Bypassing Python: Piping local LLM inference directly into a deterministic C++ compiler pipeline

Description

I am engineering a sovereign compute node (running an RTX 6000 Ada) that executes local LLMs (via Ollama/custom wrappers). The challenge is that probabilistic AI cannot be trusted to actuate physical or financial systems directly.

We are routing the LLM’s output (an “Aspiration”) directly into a custom deterministic C++ compiler (the Resin DSL). This compiler checks the intent against strict finite state machine rules before allowing execution.

Environment

TensorRT Version: TensorRT-LLM v0.15.0 (C++ API)
GPU Type: RTX 6000 Ada Generation (48GB VRAM)
Nvidia Driver Version: 560.35
CUDA Version: 12.6
CUDNN Version: 9.3.0
Operating System + Version: Ubuntu 24.04 LTS (Custom PREEMPT_RT patched kernel)
Python Version (if applicable): 3.12 (Build environment only, executing purely in C++)
TensorFlow Version (if applicable): N/A
PyTorch Version (if applicable): 2.5.1 (Used only for initial ONNX/Engine export)
Baremetal or Container (if container which image + tag): Baremetal (We are avoiding containers to reduce IPC overhead for hardware interrupts).

Relevant Files

We are implementing a custom ILogitsProcessor in C++ to act as a deterministic Finite State Machine (our “Resin DSL” compiler). Conceptual snippet of our bottleneck: amber_zone_logits_mask.cpp (Modifying the logits pointer directly in device memory before the sampler step to enforce strict compiler syntax).

Steps To Reproduce

Export a local LLaMA-3 (8B) model to a TensorRT engine using trtllm-build with --use_custom_all_reduce disable.

Initialize the TensorRT-LLM C++ runtime (tensorrt_llm::runtime::GptSession).
Inject a custom ILogitsProcessor callback designed to physically mask out any tokens that violate our deterministic hardware compiler syntax (Resin DSL).

Please include:

  • Exact steps/commands to build your repro
  • Exact steps/commands to run your repro
  • Full traceback of errors encountered
  1. Pass a prompt requesting a physical hardware actuation command.

  2. The ILogitsProcessor intercepts the logits tensor on the device (*logits_ptr).

  3. We apply a zero-copy bitmask to penalize/ban non-compliant syntax tokens before the sampling phase.

Full traceback of errors encountered / The Core Issue: No crash traceback occurs. The issue is latency and pipeline starvation.

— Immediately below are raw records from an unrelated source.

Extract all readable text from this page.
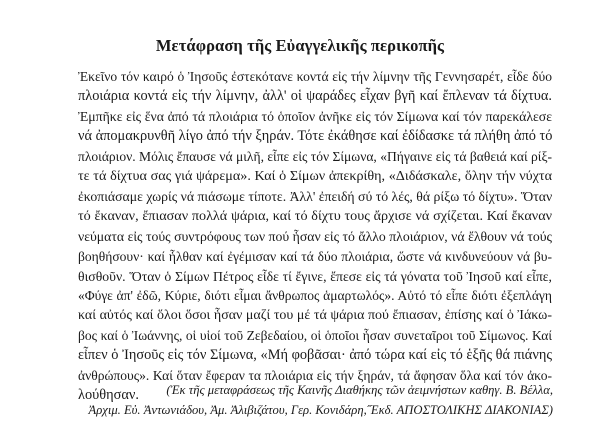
Μετάφραση τῆς Εὐαγγελικῆς περικοπῆς
Ἐκεῖνο τόν καιρό ὁ Ἰησοῦς ἐστεκότανε κοντά εἰς τήν λίμνην τῆς Γεννησαρέτ, εἶδε δύο
πλοιάρια κοντά εἰς τήν λίμνην, ἀλλ' οἱ ψαράδες εἶχαν βγῆ καί ἔπλεναν τά δίχτυα.
Ἐμπῆκε εἰς ἕνα ἀπό τά πλοιάρια τό ὁποῖον ἀνῆκε εἰς τόν Σίμωνα καί τόν παρεκάλεσε
νά ἀπομακρυνθῆ λίγο ἀπό τήν ξηράν. Τότε ἐκάθησε καί ἐδίδασκε τά πλήθη ἀπό τό
πλοιάριον. Μόλις ἔπαυσε νά μιλῆ, εἶπε εἰς τόν Σίμωνα, «Πήγαινε εἰς τά βαθειά καί ρίξ-
τε τά δίχτυα σας γιά ψάρεμα». Καί ὁ Σίμων ἀπεκρίθη, «Διδάσκαλε, ὅλην τήν νύχτα
ἐκοπιάσαμε χωρίς νά πιάσωμε τίποτε. Ἀλλ' ἐπειδή σύ τό λές, θά ρίξω τό δίχτυ». Ὅταν
τό ἔκαναν, ἔπιασαν πολλά ψάρια, καί τό δίχτυ τους ἄρχισε νά σχίζεται. Καί ἔκαναν
νεύματα εἰς τούς συντρόφους των πού ἦσαν εἰς τό ἄλλο πλοιάριον, νά ἔλθουν νά τούς
βοηθήσουν· καί ἦλθαν καί ἐγέμισαν καί τά δύο πλοιάρια, ὥστε νά κινδυνεύουν νά βυ-
θισθοῦν. Ὅταν ὁ Σίμων Πέτρος εἶδε τί ἔγινε, ἔπεσε εἰς τά γόνατα τοῦ Ἰησοῦ καί εἶπε,
«Φύγε ἀπ' ἐδῶ, Κύριε, διότι εἶμαι ἄνθρωπος ἁμαρτωλός». Αὐτό τό εἶπε διότι ἐξεπλάγη
καί αὐτός καί ὅλοι ὅσοι ἦσαν μαζί του μέ τά ψάρια πού ἔπιασαν, ἐπίσης καί ὁ Ἰάκω-
βος καί ὁ Ἰωάννης, οἱ υἱοί τοῦ Ζεβεδαίου, οἱ ὁποῖοι ἦσαν συνεταῖροι τοῦ Σίμωνος. Καί
εἶπεν ὁ Ἰησοῦς εἰς τόν Σίμωνα, «Μή φοβᾶσαι· ἀπό τώρα καί εἰς τό ἑξῆς θά πιάνης
ἀνθρώπους». Καί ὅταν ἔφεραν τα πλοιάρια εἰς τήν ξηράν, τά ἄφησαν ὅλα καί τόν ἀκο-
λούθησαν.	(Ἐκ τῆς μεταφράσεως τῆς Καινῆς Διαθήκης τῶν ἀειμνήστων καθηγ. Β. Βέλλα,
Ἀρχιμ. Εὐ. Ἀντωνιάδου, Ἀμ. Ἀλιβιζάτου, Γερ. Κονιδάρη,˝Εκδ. ΑΠΟΣΤΟΛΙΚΗΣ ΔΙΑΚΟΝΙΑΣ)
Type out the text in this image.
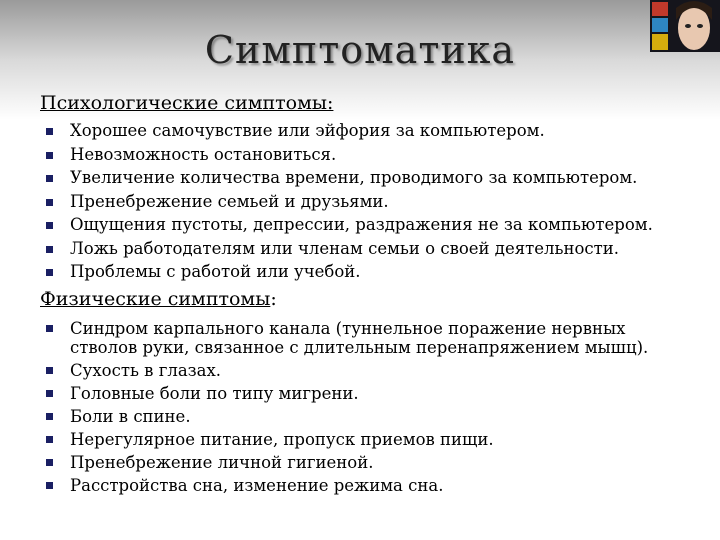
Симптоматика
Психологические симптомы:
Хорошее самочувствие или эйфория за компьютером.
Невозможность остановиться.
Увеличение количества времени, проводимого за компьютером.
Пренебрежение семьей и друзьями.
Ощущения пустоты, депрессии, раздражения не за компьютером.
Ложь работодателям или членам семьи о своей деятельности.
Проблемы с работой или учебой.
Физические симптомы:
Синдром карпального канала (туннельное поражение нервных стволов руки, связанное с длительным перенапряжением мышц).
Сухость в глазах.
Головные боли по типу мигрени.
Боли в спине.
Нерегулярное питание, пропуск приемов пищи.
Пренебрежение личной гигиеной.
Расстройства сна, изменение режима сна.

When we attempt to evaluate the logits against our C++ Finite State Machine directly in device memory (to avoid the latency of copying the logits back to the host CPU for Python-level evaluation), we are seeing a 15-20ms penalty per token. In a real-time robotics environment awaiting a physical hardware interrupt, this latency stacks up and causes buffer overruns in our concurrent sensor-fusion pipelines.

The Ask: What is the most optimized, zero-copy method within the TensorRT-LLM C++ API to apply a strict deterministic mask to the output logits without halting the CUDA stream and stalling the RTX 6000 Ada?

1 Like

Hey @johngreetme ,

This is an amazing use case ! Thanks for Posting.

I am leaving this thread open for TensorRT Community experts to chime in.

Best Regards,
Atharva

Thank you athkumar,i think to maintain the 100Hz Heartbeat of the State-Locked Protocol without starvation, I may need to bypass the standard TensorRT-LLM callback entirely. Instead, i’ll write a custom CUDA kernel that applies my DSL syntax bitmask to the logits tensor asynchronously, fusing it directly into the customized top-K/top-P sampling kernel before TensorRT hands control back.

Why this could be infinitely faster: We launch 128,000 threads simultaneously. It takes less than 0.05ms for the RTX 6000 Ada to execute this across its 18,000 CUDA cores.